- Care home
Old School House
Report from 18 January 2024 assessment
Contents
On this page
- Overview
- Shared direction and culture
- Capable, compassionate and inclusive leaders
- Freedom to speak up
- Workforce equality, diversity and inclusion
- Governance, management and sustainability
- Partnerships and communities
- Learning, improvement and innovation
Well-led
At the last inspection, the provider was in breach of regulation 18 of the Registration Regulations 2009 (Notifications of other incidents). This was because the provider failed to notify us of all events it was legally required to. During this assessment we found the provider was still in breach of this regulation. During our assessment of this key question, we found concerns around governance processes. The service needed to develop practice in response to learning from incidents. There was a supportive culture at the service and staff said they knew how to raise concerns and would be confident doing so.
This service scored 75 (out of 100) for this area. Find out what we look at when we assess this area and How we calculate these scores.
Managers developed the home in collaboration with external partners, such as the local authority. Recommendations made by the local authority had been put in place promptly following a recent assessment visit.
Staff felt they provided a good standard of care to people and said they were clear about what was expected of them to achieve this.
Capable, compassionate and inclusive leaders
The registered manager was experienced in care of older people. They and the deputy manager were visible at the home and known by staff and people who lived there. We saw people who lived at the home interacted with managers in a relaxed way. Staff said they were listened to and supported by managers at the home.
Managers could access appropriate support and development in their role. For example, the deputy manager told us they were completing their level 5 award in management for social care.
Freedom to speak up
Staff told us they were made aware of the whistleblowing policy and were encouraged to raise any concerns. One member of staff said “Our manager makes sure that all staff are aware of the whistleblowing policy and has many posters around the care home with how we can use the policy to report safeguarding concerns. We are also made aware of any outside places we can contact with a concern, such as a local council.”
There was a whistleblowing policy in place. We saw a poster on display which advised staff who they could contact if they had concerns.

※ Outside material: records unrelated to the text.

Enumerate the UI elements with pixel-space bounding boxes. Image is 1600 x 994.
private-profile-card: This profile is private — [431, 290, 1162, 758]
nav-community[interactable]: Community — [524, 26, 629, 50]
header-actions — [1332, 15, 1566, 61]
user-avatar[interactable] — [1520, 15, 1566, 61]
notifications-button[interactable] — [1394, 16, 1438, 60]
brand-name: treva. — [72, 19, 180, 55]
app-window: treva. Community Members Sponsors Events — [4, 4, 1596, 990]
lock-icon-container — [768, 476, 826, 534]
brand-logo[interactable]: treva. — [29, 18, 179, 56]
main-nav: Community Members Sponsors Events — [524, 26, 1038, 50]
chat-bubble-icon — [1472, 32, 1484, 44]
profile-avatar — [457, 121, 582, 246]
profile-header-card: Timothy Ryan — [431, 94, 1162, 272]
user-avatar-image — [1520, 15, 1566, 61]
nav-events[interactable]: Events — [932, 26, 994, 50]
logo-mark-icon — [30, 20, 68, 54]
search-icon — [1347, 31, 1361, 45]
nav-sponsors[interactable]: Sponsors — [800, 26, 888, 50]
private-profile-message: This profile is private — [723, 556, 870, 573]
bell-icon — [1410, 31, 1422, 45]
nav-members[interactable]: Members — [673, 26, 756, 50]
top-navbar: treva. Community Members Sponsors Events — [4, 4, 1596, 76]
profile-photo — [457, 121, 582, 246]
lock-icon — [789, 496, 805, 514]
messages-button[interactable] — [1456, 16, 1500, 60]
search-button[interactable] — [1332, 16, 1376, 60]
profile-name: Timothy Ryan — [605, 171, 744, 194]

Workforce equality, diversity and inclusion
Staff said they were treated fairly at work. They told us their ideas and concerns were listened to by managers. One staff member commented “I am encouraged to speak out and am always listened to” another said “The culture is good, they always respect our opinion in the home.”
Staff from a range of cultural backgrounds were employed at the service. The registered manager said none of the current staff team required any reasonable adjustments due to disability or other protected characteristics under the Equality Act 2010. They provided examples of how they treat staff fairly, such as annual leave and celebration of different religious and cultural festivals.
Governance, management and sustainability
Processes for monitoring the quality of people’s care were not robust enough to identify all areas which needed improvement. The provider had not identified through their governance systems that 1 safeguarding referral had not been made. The provider had not ensured we had consistently been notified of all events they were required to tell us about. We had not been informed of 2 safeguarding issues. There were potential safety risks at the premises from cables, overloaded electrical extension sockets and a portable heater. These were responded to promptly when mentioned to the provider. However, these and the other areas for improvement had not been identified by the provider as part of their monitoring processes. Improvement was needed to these. Records were held securely and were available when required. Improvement was needed to how staff described injuries to people in care notes. For example, when we enquired, we were told a skin tear was a small cut and a cut was only a scratch. The registered manager told us they had already taken action to address this since it was raised with them. There was clear accountability at the home, with staff understanding their roles and responsibilities. The home had a business continuity and emergency plan in place, in the event of occurrences such as power failures, adverse weather and pandemics.
Managers told us they had introduced an electronic care planning system. This enabled real time monitoring of people’s care and when and how their needs had been met. This could also be done remotely, so managers could also make checks, if they needed to, when not on site.
Partnerships and communities
Information from a healthcare and social care professional showed the home worked well with them to meet people’s needs.
The registered manager told us in their PIR that they worked in partnership with other agencies to meet people’s needs. This included healthcare professionals such as the GP surgery and dietitian.
Records at the home showed there were good working relationships with other agencies and staff contacted them wherever required.
People benefited from a service which worked in collaboration with health and social care professionals to meet their needs.
Learning, improvement and innovation
Only 1 example was provided of learning from incidents, which related to a medicines error. We could see appropriate action was taken. The registered manager said no further incidents had happened to learn from. This would be an area to develop within the service, to examine practice more closely for how it could be improved and taking into account learning from data such as local and national safety incidents.
Staff said they were able to share ideas in their supervision meetings and staff meetings. One member of staff told us there was learning when things went wrong. For example “All accidents and incidents are reported and followed up. My manager follows up on all incidents and to the best off the ability, tries to prevent any accidents and incidents taking place.”